Hard coatings synthesised by means of physical vapour deposition are nowadays applied in many different areas comprising the protection of cutting and forming tools as well as engineering components in various forms. A commonly used deposition technique is cathodic arc-evaporation as it allows for synthesising a huge variety of materials including metallic coatings, but also nitrides, carbides and oxides if a reactive background gas is used. In the last years, a major progress has been made by alloying well established coatings like TiN or CrN with other elements in order to improve their properties. The cathodes used for the deposition of such coatings typically contain 2 or 3 elements, in some cases even more. Investigations on the arc plasma properties, on the other hand, mainly focused on single-element cathodes in vacuum conditions. Only a few studies are available on the properties of multi-element cathodes or the influence of reactive gases on the plasma. The present project aims to study dual- element cathodes in the system AlCr since they are used to deposit the state-of-the-art hard coatings AlCrN and AlCrO. These studies will pioneer the understanding of the influence of reactive background gases on the cathode erosion, plasma properties and thin film growth. By correlating the results obtained from cathode, plasma and coating investigations, a comprehensive scientific basis of physical vapour deposition processes of multi-element coatings can be developed. Such information is necessary for the general scientific chain synthesis-structure- properties of coatings grown by plasma-based deposition processes like cathodic arc-evaporation which, in turn, enables a more efficient development of new coating materials with improved properties.

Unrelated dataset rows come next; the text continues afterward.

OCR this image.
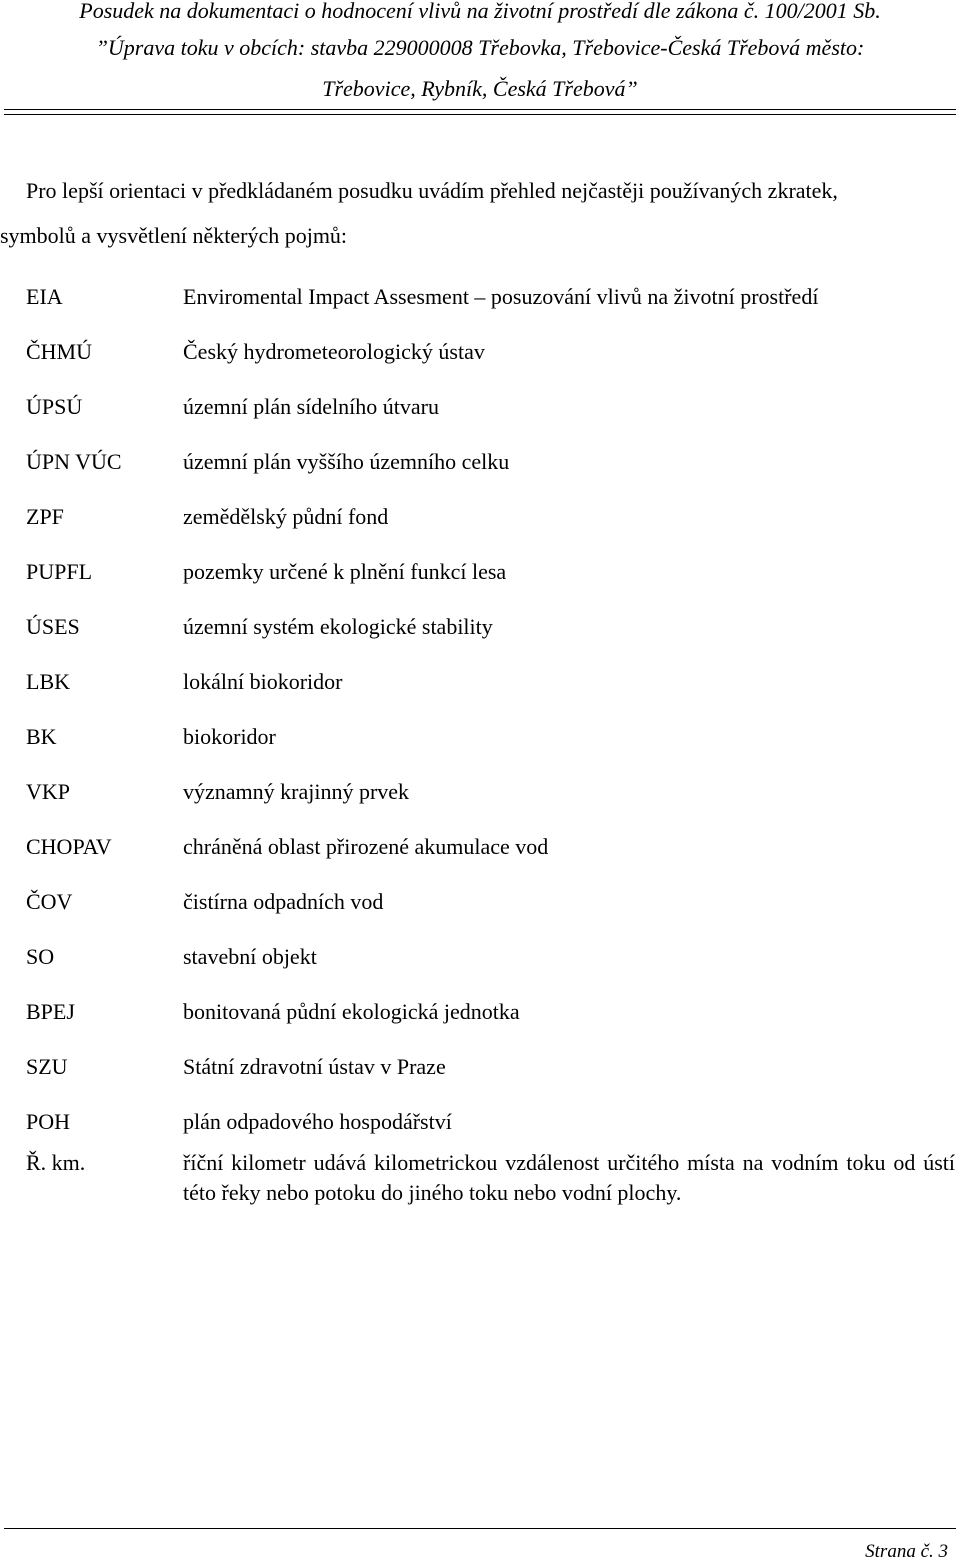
Posudek na dokumentaci o hodnocení vlivů na životní prostředí dle zákona č. 100/2001 Sb.
”Úprava toku v obcích: stavba 229000008 Třebovka, Třebovice-Česká Třebová město:
Třebovice, Rybník, Česká Třebová”
Pro lepší orientaci v předkládaném posudku uvádím přehled nejčastěji používaných zkratek,
symbolů a vysvětlení některých pojmů:
EIA	Enviromental Impact Assesment – posuzování vlivů na životní prostředí
ČHMÚ	Český hydrometeorologický ústav
ÚPSÚ	územní plán sídelního útvaru
ÚPN VÚC	územní plán vyššího územního celku
ZPF	zemědělský půdní fond
PUPFL	pozemky určené k plnění funkcí lesa
ÚSES	územní systém ekologické stability
LBK	lokální biokoridor
BK	biokoridor
VKP	významný krajinný prvek
CHOPAV	chráněná oblast přirozené akumulace vod
ČOV	čistírna odpadních vod
SO	stavební objekt
BPEJ	bonitovaná půdní ekologická jednotka
SZU	Státní zdravotní ústav v Praze
POH	plán odpadového hospodářství
Ř. km.	říční kilometr udává kilometrickou vzdálenost určitého místa na vodním toku od ústí této řeky nebo potoku do jiného toku nebo vodní plochy.
Strana č. 3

The outcome of the current project provides a comprehensive overview on the cathodic arc plasma properties from AlCr dual-element cathodes in different gas atmospheres, namely Ar, N2 and O2 . Even though such plasmas are frequently employed for the synthesis of thin films or coatings, the understanding of these processes is limited. Most of the insights originate from investigations in vacuum conditions. The new results clearly show that the presence of a background gas strongly influences the plasma properties as the ion charge states and the ion energies are reduced with increasing gas pressure. This affects the growth conditions of the thin films which might not be as energetic as widely assumed, especially at higher gas pressures. The typically applied dc mode of the cathodic arc plasma has been studied in detail to serve as a reference for the synthesis of AlCrN, AlCrO or similar thin films.Another important aspect was the use of dual-element AlCr cathodes vs. single-element Al and Cr cathodes. The influence of the cathode composition on the plasma properties is less pronounced than the influence of the background gas, but a sound understanding is necessary to further improve the deposition process. In particular, phase changes on the cathode surface due to intermixing of Al and Cr and due to reactions with the background gas in the case of N2 and O2 are of interest. The obtained results will serve as a basis for future studies to reveal more details about the interrelation between the material properties of metallic cathodes and the plasma properties in the arc plasma from these cathodes. With such knowledge an economic synthesis of thin films and coatings with optimised properties is enabled.